An independent news publication of
United Way of Lancaster County


Panelists discuss youth mental health crisis (video)

Top row: Ryan Flannery, K Foley. Bottom row: Anna Kennedy, Kim McDevitt. (Sources: Provided)

“We need to build relationships again,” Kim McDevitt said.

McDevitt, the executive director of Mental Health America of Lancaster County, was speaking Tuesday during a panel discussion on “Promoting Student Mental Health and Wellbeing.” Held online via Zoom, it was the latest “Conversation About OUR Community,” a series hosted by United Way of Lancaster County.

McDevitt and her fellow mental health professionals said they are dealing with a significant upsurge in anxiety, depression and other disorders among teenagers.

Last year, the youth mental health nonprofit Touchstone Foundation conducted a countywide needs assessment, surveying parents, youths and caregivers. Anna Kennedy, the organization’s executive director, kicked off the forum with a review of the findings.

(Source: Touchstone Foundation)

They show more young people reporting feelings of sadness or worthlessness and more parents reporting concerning behaviors. A quarter of students reported being bullied and close to a third of parents said their children are bullied or excluded by their peers twice a month or more.

“This is really concerning,” Kennedy said.

While about 11% of parents said their children “always” feel sad or unhappy, a comparable state study found more than a third of students reporting such feelings, indicating a disconnect between parents and their children, Kennedy said.

Kennedy and McDevitt believe a significant portion of the problem can be attributed to two factors: The pandemic and the rise of social media. Social distancing interrupted normal in-person interactions; the use of social media, meanwhile, is correlated with increased teen depression and anxiety.

From ages 12 to 17, adolescents are going through a rapid period of development as they transition to adulthood, said Ryan Flannery, a school psychologist with the School District of Lancaster. They’re becoming more intensely peer-oriented, he said, and social media feeds into that, intensifying the comparison of oneself with others and impacting mental health.

For LGBTQ+ youth, the current situation is dire, said K Foley, executive director of the Lancaster LGBTQ+ Coalition.

Three local trans youths have committed suicide recently, most recently Ashton Clatterbuck. Nationwide, Foley noted, there are 479 pieces of anti-LGBT legislation, according to the American Civil Liberties Union.

“There are people very openly, and locally, discussing whether or not we have a right to exist,” she said. “… LGBTQ+ youth and trans and nonbinary youth are directly under attack.”

Crafting solutions

In the interviews and focus groups Touchstone conducted with teens, many expressed a desire for mentors: Adults with whom they could share activities and talk informally about their lives and concerns.

In response, Touchstone has launched the Youth Mentor Partnership, which will provide grants for mentor training. Touchstone is reviewing the applications and plans to announce funding awards June 1.

Click to enlarge. (Source: Touchstone Foundation)

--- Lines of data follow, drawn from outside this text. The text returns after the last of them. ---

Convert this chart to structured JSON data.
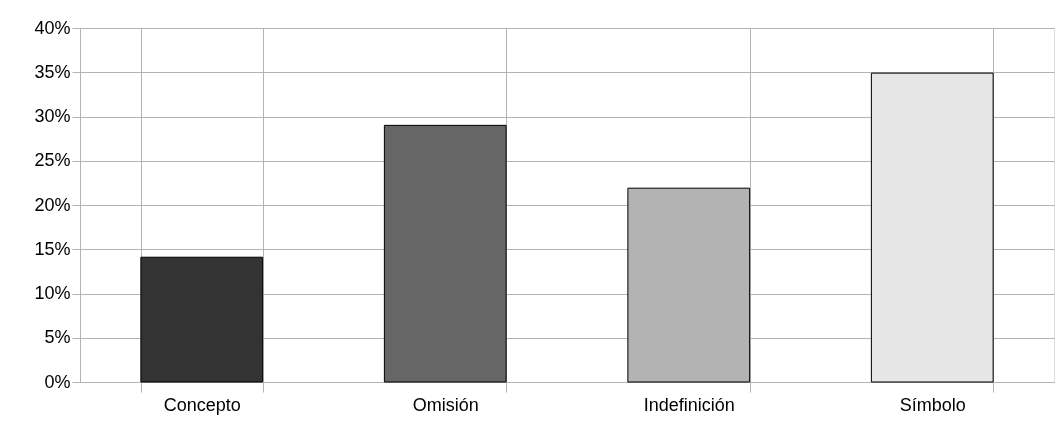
{
  "chart_data": {
    "type": "bar",
    "categories": [
      "Concepto",
      "Omisión",
      "Indefinición",
      "Símbolo"
    ],
    "values": [
      14.1,
      29.0,
      21.9,
      34.9
    ],
    "colors": [
      "#333333",
      "#666666",
      "#b3b3b3",
      "#e6e6e6"
    ],
    "ylim": [
      0,
      40
    ],
    "yticks": [
      {
        "value": 0,
        "label": "0%"
      },
      {
        "value": 5,
        "label": "5%"
      },
      {
        "value": 10,
        "label": "10%"
      },
      {
        "value": 15,
        "label": "15%"
      },
      {
        "value": 20,
        "label": "20%"
      },
      {
        "value": 25,
        "label": "25%"
      },
      {
        "value": 30,
        "label": "30%"
      },
      {
        "value": 35,
        "label": "35%"
      },
      {
        "value": 40,
        "label": "40%"
      }
    ],
    "grid": true,
    "legend": false
  }
}
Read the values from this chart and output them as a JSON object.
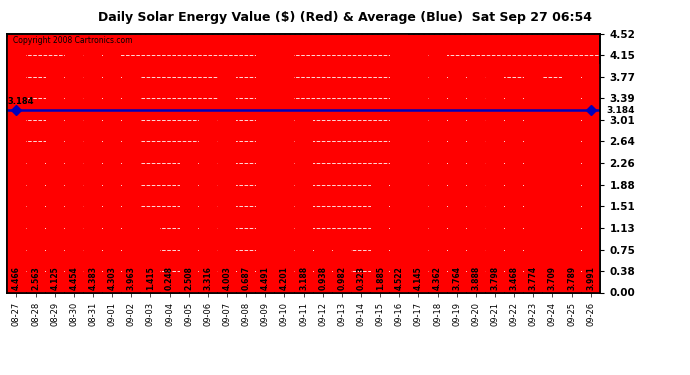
{
  "title": "Daily Solar Energy Value ($) (Red) & Average (Blue)  Sat Sep 27 06:54",
  "copyright": "Copyright 2008 Cartronics.com",
  "average": 3.184,
  "bar_color": "#ff0000",
  "avg_line_color": "#0000bb",
  "background_color": "#ffffff",
  "plot_bg_color": "#ff0000",
  "categories": [
    "08-27",
    "08-28",
    "08-29",
    "08-30",
    "08-31",
    "09-01",
    "09-02",
    "09-03",
    "09-04",
    "09-05",
    "09-06",
    "09-07",
    "09-08",
    "09-09",
    "09-10",
    "09-11",
    "09-12",
    "09-13",
    "09-14",
    "09-15",
    "09-16",
    "09-17",
    "09-18",
    "09-19",
    "09-20",
    "09-21",
    "09-22",
    "09-23",
    "09-24",
    "09-25",
    "09-26"
  ],
  "values": [
    4.466,
    2.563,
    4.125,
    4.454,
    4.383,
    4.303,
    3.963,
    1.415,
    0.248,
    2.508,
    3.316,
    4.003,
    0.687,
    4.491,
    4.201,
    3.188,
    0.938,
    0.982,
    0.323,
    1.885,
    4.522,
    4.145,
    4.362,
    3.764,
    3.888,
    3.798,
    3.468,
    3.774,
    3.709,
    3.789,
    3.991
  ],
  "ylim": [
    0.0,
    4.52
  ],
  "yticks": [
    0.0,
    0.38,
    0.75,
    1.13,
    1.51,
    1.88,
    2.26,
    2.64,
    3.01,
    3.39,
    3.77,
    4.15,
    4.52
  ],
  "grid_color": "#bbbbbb",
  "avg_label": "3.184"
}
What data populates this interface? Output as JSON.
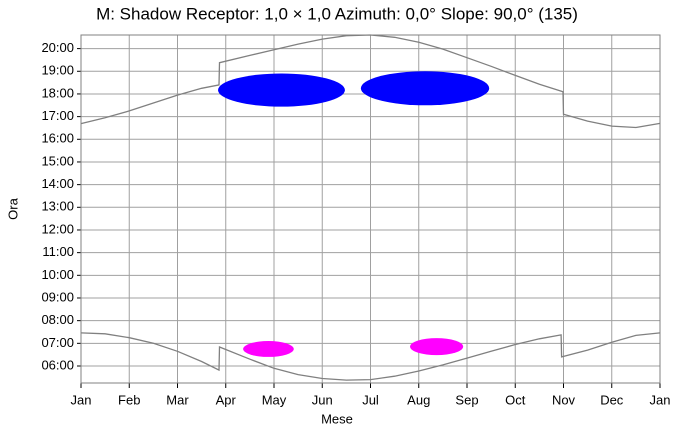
{
  "chart_data": {
    "type": "line",
    "title": "M: Shadow Receptor: 1,0 × 1,0  Azimuth: 0,0°  Slope: 90,0° (135)",
    "xlabel": "Mese",
    "ylabel": "Ora",
    "xlim": [
      0,
      12
    ],
    "xticks": [
      {
        "value": 0,
        "label": "Jan"
      },
      {
        "value": 1,
        "label": "Feb"
      },
      {
        "value": 2,
        "label": "Mar"
      },
      {
        "value": 3,
        "label": "Apr"
      },
      {
        "value": 4,
        "label": "May"
      },
      {
        "value": 5,
        "label": "Jun"
      },
      {
        "value": 6,
        "label": "Jul"
      },
      {
        "value": 7,
        "label": "Aug"
      },
      {
        "value": 8,
        "label": "Sep"
      },
      {
        "value": 9,
        "label": "Oct"
      },
      {
        "value": 10,
        "label": "Nov"
      },
      {
        "value": 11,
        "label": "Dec"
      },
      {
        "value": 12,
        "label": "Jan"
      }
    ],
    "ylim": [
      5.25,
      20.6
    ],
    "yticks": [
      {
        "value": 6,
        "label": "06:00"
      },
      {
        "value": 7,
        "label": "07:00"
      },
      {
        "value": 8,
        "label": "08:00"
      },
      {
        "value": 9,
        "label": "09:00"
      },
      {
        "value": 10,
        "label": "10:00"
      },
      {
        "value": 11,
        "label": "11:00"
      },
      {
        "value": 12,
        "label": "12:00"
      },
      {
        "value": 13,
        "label": "13:00"
      },
      {
        "value": 14,
        "label": "14:00"
      },
      {
        "value": 15,
        "label": "15:00"
      },
      {
        "value": 16,
        "label": "16:00"
      },
      {
        "value": 17,
        "label": "17:00"
      },
      {
        "value": 18,
        "label": "18:00"
      },
      {
        "value": 19,
        "label": "19:00"
      },
      {
        "value": 20,
        "label": "20:00"
      }
    ],
    "grid": true,
    "series": [
      {
        "color": "#808080",
        "x": [
          0,
          0.5,
          1,
          1.5,
          2,
          2.5,
          2.86,
          2.87,
          3.5,
          4,
          4.5,
          5,
          5.5,
          6,
          6.5,
          7,
          7.5,
          8,
          8.5,
          9,
          9.5,
          9.99,
          10,
          10.5,
          11,
          11.5,
          12
        ],
        "values": [
          16.69,
          16.95,
          17.25,
          17.6,
          17.95,
          18.25,
          18.4,
          19.38,
          19.7,
          19.95,
          20.2,
          20.42,
          20.57,
          20.6,
          20.5,
          20.28,
          19.98,
          19.6,
          19.22,
          18.82,
          18.43,
          18.1,
          17.1,
          16.8,
          16.58,
          16.52,
          16.7
        ]
      },
      {
        "color": "#808080",
        "x": [
          0,
          0.5,
          1,
          1.5,
          2,
          2.5,
          2.86,
          2.87,
          3.5,
          4,
          4.5,
          5,
          5.5,
          6,
          6.5,
          7,
          7.5,
          8,
          8.5,
          9,
          9.5,
          9.95,
          9.96,
          10.5,
          11,
          11.5,
          12
        ],
        "values": [
          7.46,
          7.42,
          7.25,
          7.0,
          6.65,
          6.2,
          5.82,
          6.84,
          6.3,
          5.9,
          5.62,
          5.45,
          5.38,
          5.4,
          5.55,
          5.78,
          6.05,
          6.35,
          6.65,
          6.95,
          7.2,
          7.37,
          6.4,
          6.7,
          7.05,
          7.35,
          7.46
        ]
      }
    ],
    "shadows": [
      {
        "color": "#0000ff",
        "x": [
          2.84,
          5.47
        ],
        "y": [
          17.44,
          18.9
        ]
      },
      {
        "color": "#0000ff",
        "x": [
          5.8,
          8.46
        ],
        "y": [
          17.5,
          19.0
        ]
      },
      {
        "color": "#ff00ff",
        "x": [
          3.36,
          4.41
        ],
        "y": [
          6.4,
          7.1
        ]
      },
      {
        "color": "#ff00ff",
        "x": [
          6.82,
          7.92
        ],
        "y": [
          6.48,
          7.23
        ]
      }
    ]
  }
}
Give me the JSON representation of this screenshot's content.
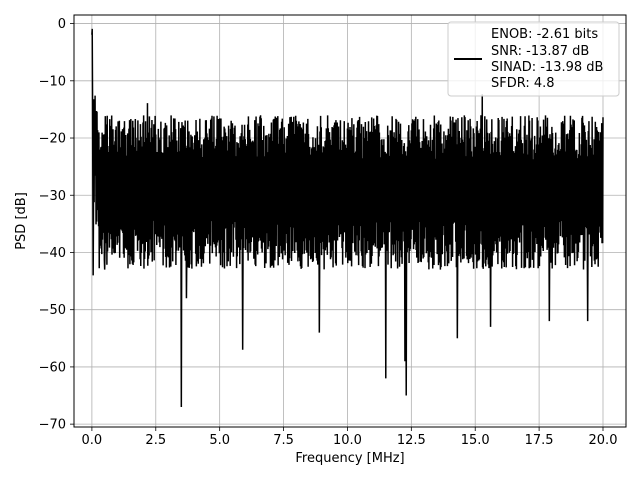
{
  "chart_data": {
    "type": "line",
    "xlabel": "Frequency [MHz]",
    "ylabel": "PSD [dB]",
    "xlim": [
      -0.7,
      20.9
    ],
    "ylim": [
      -70.5,
      1.5
    ],
    "xticks": [
      0.0,
      2.5,
      5.0,
      7.5,
      10.0,
      12.5,
      15.0,
      17.5,
      20.0
    ],
    "xtick_labels": [
      "0.0",
      "2.5",
      "5.0",
      "7.5",
      "10.0",
      "12.5",
      "15.0",
      "17.5",
      "20.0"
    ],
    "yticks": [
      0,
      -10,
      -20,
      -30,
      -40,
      -50,
      -60,
      -70
    ],
    "ytick_labels": [
      "0",
      "−10",
      "−20",
      "−30",
      "−40",
      "−50",
      "−60",
      "−70"
    ],
    "grid": true,
    "legend_position": "top-right",
    "legend_lines": [
      "ENOB: -2.61 bits",
      "SNR: -13.87 dB",
      "SINAD: -13.98 dB",
      "SFDR: 4.8"
    ],
    "line_color": "#000000",
    "x_range": [
      0.0,
      20.0
    ],
    "dc_peak": 0,
    "noise_band_approx": [
      -37,
      -16
    ],
    "notable_dips": [
      {
        "x": 0.05,
        "y": -44
      },
      {
        "x": 0.5,
        "y": -43
      },
      {
        "x": 3.5,
        "y": -67
      },
      {
        "x": 3.7,
        "y": -48
      },
      {
        "x": 5.9,
        "y": -57
      },
      {
        "x": 8.9,
        "y": -54
      },
      {
        "x": 11.5,
        "y": -62
      },
      {
        "x": 12.3,
        "y": -65
      },
      {
        "x": 12.25,
        "y": -59
      },
      {
        "x": 14.3,
        "y": -55
      },
      {
        "x": 15.6,
        "y": -53
      },
      {
        "x": 17.9,
        "y": -52
      },
      {
        "x": 19.4,
        "y": -52
      }
    ]
  }
}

Meanwhile, Touchstone has been hosting “Rise Above” youth summits, which bring young people and mental health professionals together to discuss self-care and self-advocacy. Students insisted they be held in-person, not virtually, and they’ve participated enthusiastically, Kennedy said.

“I think it’s encouraging to hear the young people ask for deeper, more meaningful conversations with each other,” she said.

Click to enlarge. (Source: Touchstone Foundation)

Asked about bullying, Flannery said it’s a complex issue: Students can be afraid to report it for fear of retaliation. SDL offers a number of mediation programs, he said, which have shown success in resolving bullying and getting students to the point where they can coexist.

McDevitt said lack of funding is preventing her organization and others from expanding at the scale that’s needed. “We need more services to treat youth that are really struggling,” she said.

The LGBTQ+ Coalition has been launching or expanding numerous programs, Foley said: A behavioral health clinic, an affirming sex education group, support groups, shelter housing. (United Way of Lancaster County is supporting the coalition with a $25,000 2023-24 Level Up & Launch grant.)

The panelists agreed there is less stigma than there used to be around mental illness and seeking help. The stigma that remains tends to be among parents and caregivers, not young people themselves. One challenge for the LGBTQ+ community, is to build greater empathy among people in positions of power, Foley said, those who set policy and direct funding.

Religious leaders have an important role to play, the panelists said. MHA hosted a pair of breakfasts last spring to engage local faith groups on mental health awareness, McDevitt said, and 11 of them have formed mental health committees or missions teams.

Faith leaders need to take a stand against conservative religious opposition to LGBTQ+ rights, Foley said: “Religious freedom does not mean a veil for hate.”

The panelists encouraged their audience to advocate for more public mental health funding, and to support young people as they explore their interests and develop interpersonal skills.

And to listen.

“Just listen,” Kennedy said. “… Just listening to our young people is really mostly what they’re asking for.”